Monday, April 08, 2013

IFF PANAMÁ 2013—UNA NOCHE / ONE NIGHT (2012)

Una Noche / One Night (Dir. Lucy Mulloy, Cuba, 2012, 90m)—As synopsized by IFF Panamá: "Briskly paced and brimming with atmosphere, Lucy Mulloy's electrifying debut chronicles an attempt made by two teenaged Cubans to set sail for Miami on a makeshift raft. Una noche is a fascinating portrait of Havana and its restless youth, caught in a cycle of perpetual desperate hustle." Una Noche arrives at IFF Panamá in their First Time Directors sidebar. Official site. IMDb. Wikipedia. Facebook.

Una Noche premiered at the 2012 Berlin International Film Festival and 2012 Tribeca Film Festival to international critical acclaim. The film shot to international media attention, ahead of its U.S. premiere, when two of the film's lead actors, Javier Nuñez Florian and Anailin de la Rua de la Torre, disappeared on their way to present the film at its Tribeca premiere, reportedly defecting to the U.S. In a highly publicized twist Javier Nuñez Florian and his co-star Dariel Arrechada went on to win the Best Actor Award even as Florian remained in hiding during the ensuing media frenzy.
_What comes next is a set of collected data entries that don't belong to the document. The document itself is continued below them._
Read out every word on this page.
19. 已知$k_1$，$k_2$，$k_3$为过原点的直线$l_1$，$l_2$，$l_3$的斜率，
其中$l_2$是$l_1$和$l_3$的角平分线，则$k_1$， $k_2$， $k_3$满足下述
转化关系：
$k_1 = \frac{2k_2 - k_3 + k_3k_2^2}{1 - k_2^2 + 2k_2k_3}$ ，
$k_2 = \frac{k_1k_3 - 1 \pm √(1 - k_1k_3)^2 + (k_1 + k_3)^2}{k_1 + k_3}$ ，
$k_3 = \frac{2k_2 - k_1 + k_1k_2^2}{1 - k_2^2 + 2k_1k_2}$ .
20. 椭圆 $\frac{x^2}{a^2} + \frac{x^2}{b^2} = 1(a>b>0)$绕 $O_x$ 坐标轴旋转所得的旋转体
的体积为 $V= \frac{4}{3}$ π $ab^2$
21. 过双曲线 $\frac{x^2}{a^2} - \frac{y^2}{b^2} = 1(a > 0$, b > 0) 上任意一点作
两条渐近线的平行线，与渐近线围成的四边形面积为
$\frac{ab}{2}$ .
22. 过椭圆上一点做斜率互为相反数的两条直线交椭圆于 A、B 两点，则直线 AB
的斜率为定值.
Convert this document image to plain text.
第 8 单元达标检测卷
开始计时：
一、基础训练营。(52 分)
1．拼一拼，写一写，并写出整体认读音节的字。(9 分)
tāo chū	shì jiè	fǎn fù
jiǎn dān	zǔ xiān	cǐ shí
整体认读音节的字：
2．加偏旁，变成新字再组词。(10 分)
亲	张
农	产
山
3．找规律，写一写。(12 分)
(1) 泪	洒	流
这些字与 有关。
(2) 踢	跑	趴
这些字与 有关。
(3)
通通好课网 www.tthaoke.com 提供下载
At Variety, Justin Chang writes: "Marked by a vibrant evocation of Havana street life and excellent performances from three non-pro naturals, Una noche throws off a restless energy well attuned to its tale of impetuous Cuban teens preparing to make the dangerous ocean journey to Florida. Writer-director Lucy Mulloy's sexy, pulsing debut feature has an undercurrent of ribald comedy that doesn't entirely prepare the viewer for the harrowing turn it eventually takes, but it nonetheless amounts to a bracing snapshot of desperate youths putting their immigrant dreams into action."

At Indiewire, Gabe Toro adds: "There's a youthful energy running through Una Noche… [It's] alive and vibrant … at times funny, heartfelt, naughty and nice, a tale of three youngsters who deserve better than the forces that limit them, the corruption that eats away at their powerfully-beating hearts."

At Slant, Ed Gonzalez notes: "Lucy Mulloy is a tourist, but she understands Havana's complex sociopolitical situation better than most. Granted unprecedented and unbelievable access to shoot in the city ... the film realistically reveals the largest city in the Caribbean as a maze of history and discontent, it conveys the struggle of its characters to facilitate their escape from their island prison as a ramshackle puzzle desperately pieced together from a hodgepodge of ill-fitting pieces, some stolen, others acquired through bartering. ...Una Noche shines a light on the balseros phenomenon without miring itself in politics, such as discussions of the 'Wet Foot, Dry Foot' policy."